June 22, 2016
The Secret To Success: Begin
Famous Graphic Designer, Milton Glaser, once said, "You can't do [something] by simply thinking what you are going to do. So you begin. That's my entire secret: begin."
As someone who will read half a dozen books on a subject before starting anything, his simple statement resonated with me. Not too long ago I wrote about my dislike of being a beginner. Too often that feeling keeps me from following Mr. Glaser's advice - I don't get to the begin stage because I don't like the time I am stuck in the learning phase. Of course, as I noted, that is silly since none of us are good at much of anything without learning about it and then practicing.

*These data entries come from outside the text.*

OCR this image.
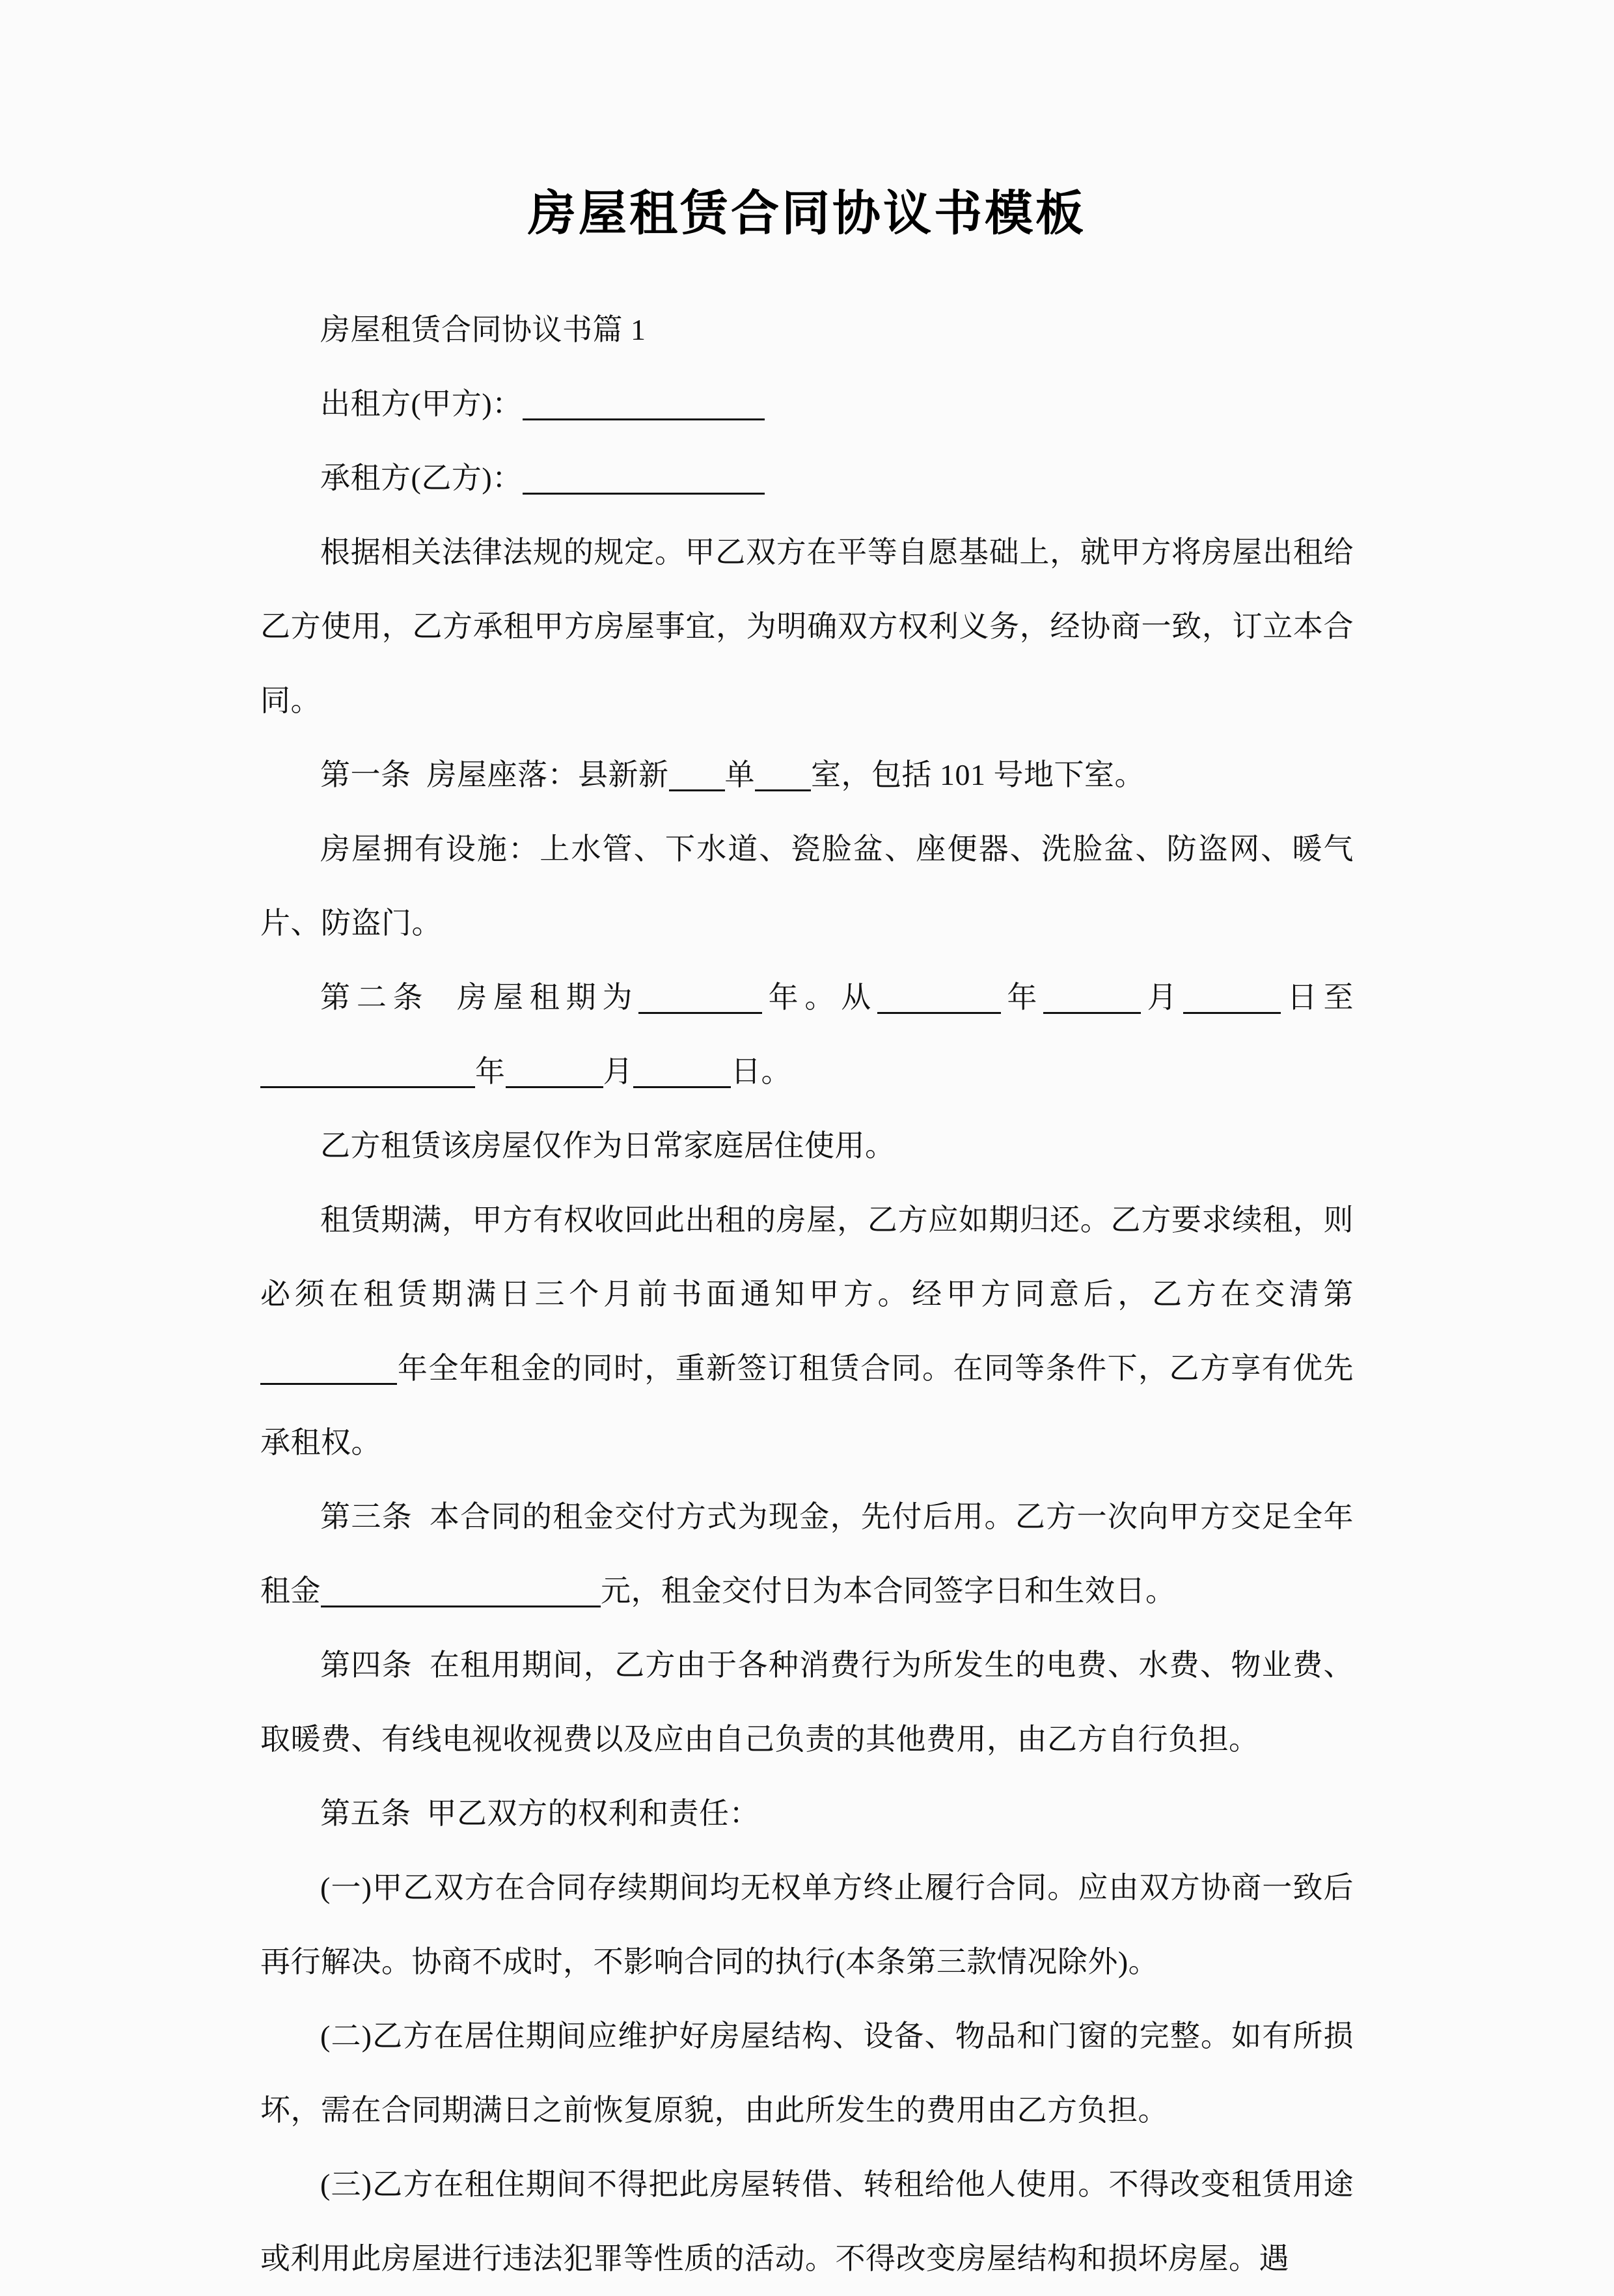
房屋租赁合同协议书模板

房屋租赁合同协议书篇 1

出租方(甲方)：

承租方(乙方)：

根据相关法律法规的规定。甲乙双方在平等自愿基础上，就甲方将房屋出租给乙方使用，乙方承租甲方房屋事宜，为明确双方权利义务，经协商一致，订立本合同。

第一条 房屋座落：县新新 单 室，包括 101 号地下室。

房屋拥有设施：上水管、下水道、瓷脸盆、座便器、洗脸盆、防盗网、暖气片、防盗门。

第二条 房屋租期为	年。从	年	月	日至年	月	日。

乙方租赁该房屋仅作为日常家庭居住使用。

租赁期满，甲方有权收回此出租的房屋，乙方应如期归还。乙方要求续租，则必须在租赁期满日三个月前书面通知甲方。经甲方同意后，乙方在交清第年全年租金的同时，重新签订租赁合同。在同等条件下，乙方享有优先承租权。

第三条 本合同的租金交付方式为现金，先付后用。乙方一次向甲方交足全年租金	元，租金交付日为本合同签字日和生效日。

第四条 在租用期间，乙方由于各种消费行为所发生的电费、水费、物业费、取暖费、有线电视收视费以及应由自己负责的其他费用，由乙方自行负担。

第五条 甲乙双方的权利和责任：

(一)甲乙双方在合同存续期间均无权单方终止履行合同。应由双方协商一致后再行解决。协商不成时，不影响合同的执行(本条第三款情况除外)。

(二)乙方在居住期间应维护好房屋结构、设备、物品和门窗的完整。如有所损坏，需在合同期满日之前恢复原貌，由此所发生的费用由乙方负担。

(三)乙方在租住期间不得把此房屋转借、转租给他人使用。不得改变租赁用途或利用此房屋进行违法犯罪等性质的活动。不得改变房屋结构和损坏房屋。遇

Blogger Joel Gascoigne wrote that successful people always start with small projects. They begin at the beginning and then grow. "Try anything" says writer, Andi Cumbo-Floyd. Parenting advisor, Mary Kathryn Johnson, says we all need "Practice, Patience, and Perseverance." Author James Clear says, "Getting started is more important that succeeding."
Does all this advice relate to building a Satisfying Retirement? I'd suggest, "Yes." In the post, You are doing nothing wrong in your retirement, I argue that your retirement journey is, or will be, unique. Your mix of circumstances, life experiences, trials and troubles, and preparation will be unlike anyone else.

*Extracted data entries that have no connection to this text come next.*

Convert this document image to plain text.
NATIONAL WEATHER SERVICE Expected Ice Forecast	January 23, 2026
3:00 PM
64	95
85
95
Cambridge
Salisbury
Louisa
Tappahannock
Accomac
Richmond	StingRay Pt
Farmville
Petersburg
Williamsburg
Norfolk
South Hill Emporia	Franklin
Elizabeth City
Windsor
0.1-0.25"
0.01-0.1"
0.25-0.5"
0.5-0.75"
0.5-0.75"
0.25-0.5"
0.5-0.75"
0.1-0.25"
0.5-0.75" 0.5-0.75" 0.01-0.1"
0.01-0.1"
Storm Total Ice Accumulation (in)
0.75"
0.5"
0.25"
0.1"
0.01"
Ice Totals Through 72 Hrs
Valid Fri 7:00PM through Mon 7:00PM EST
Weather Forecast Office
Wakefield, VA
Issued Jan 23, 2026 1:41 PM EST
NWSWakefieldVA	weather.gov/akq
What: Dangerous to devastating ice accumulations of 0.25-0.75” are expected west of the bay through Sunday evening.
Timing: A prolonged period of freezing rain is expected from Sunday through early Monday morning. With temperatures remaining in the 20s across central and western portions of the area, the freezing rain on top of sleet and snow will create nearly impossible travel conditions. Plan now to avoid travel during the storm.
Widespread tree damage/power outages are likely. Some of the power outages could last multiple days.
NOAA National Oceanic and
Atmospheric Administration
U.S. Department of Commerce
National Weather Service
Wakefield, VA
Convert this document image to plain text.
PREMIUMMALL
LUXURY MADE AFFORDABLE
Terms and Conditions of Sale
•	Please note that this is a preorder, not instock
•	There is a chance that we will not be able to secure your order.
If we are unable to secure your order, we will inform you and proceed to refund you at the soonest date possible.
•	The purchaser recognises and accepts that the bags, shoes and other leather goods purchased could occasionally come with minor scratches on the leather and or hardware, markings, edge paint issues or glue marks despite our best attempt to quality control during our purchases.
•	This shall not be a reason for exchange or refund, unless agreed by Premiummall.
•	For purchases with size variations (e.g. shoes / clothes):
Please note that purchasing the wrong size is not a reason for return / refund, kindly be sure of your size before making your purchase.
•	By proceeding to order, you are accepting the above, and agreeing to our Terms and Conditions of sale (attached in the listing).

That really means you began at the beginning. Your whole life has led you to where you are today. You built a foundation and then added to it as you aged and matured. Now, you have constructed a unique path for your retirement journey. You didn't fear beginning because there was no other choice.
That should be an encouraging thought, even for someone like me who hates not to be good at something from day one. If I look back at what allowed me to retire at 52 and where I have journeyed in the last 15 years, I was constantly starting over, refining and readjusting.
I am beginning some aspect of my life, over and over, rather constantly. I am absolutely not the same person I was years ago. Emotionally, financially, and relationally, Bob Lowry is almost unrecognizable from my days as a DJ, new dad, workaholic-travelling entrepreneur, or new retiree.
"When there is a hill to climb, don't think that waiting will make it smaller." Or, from the Sound of Music, " Let's start at the very beginning...a very good place to start."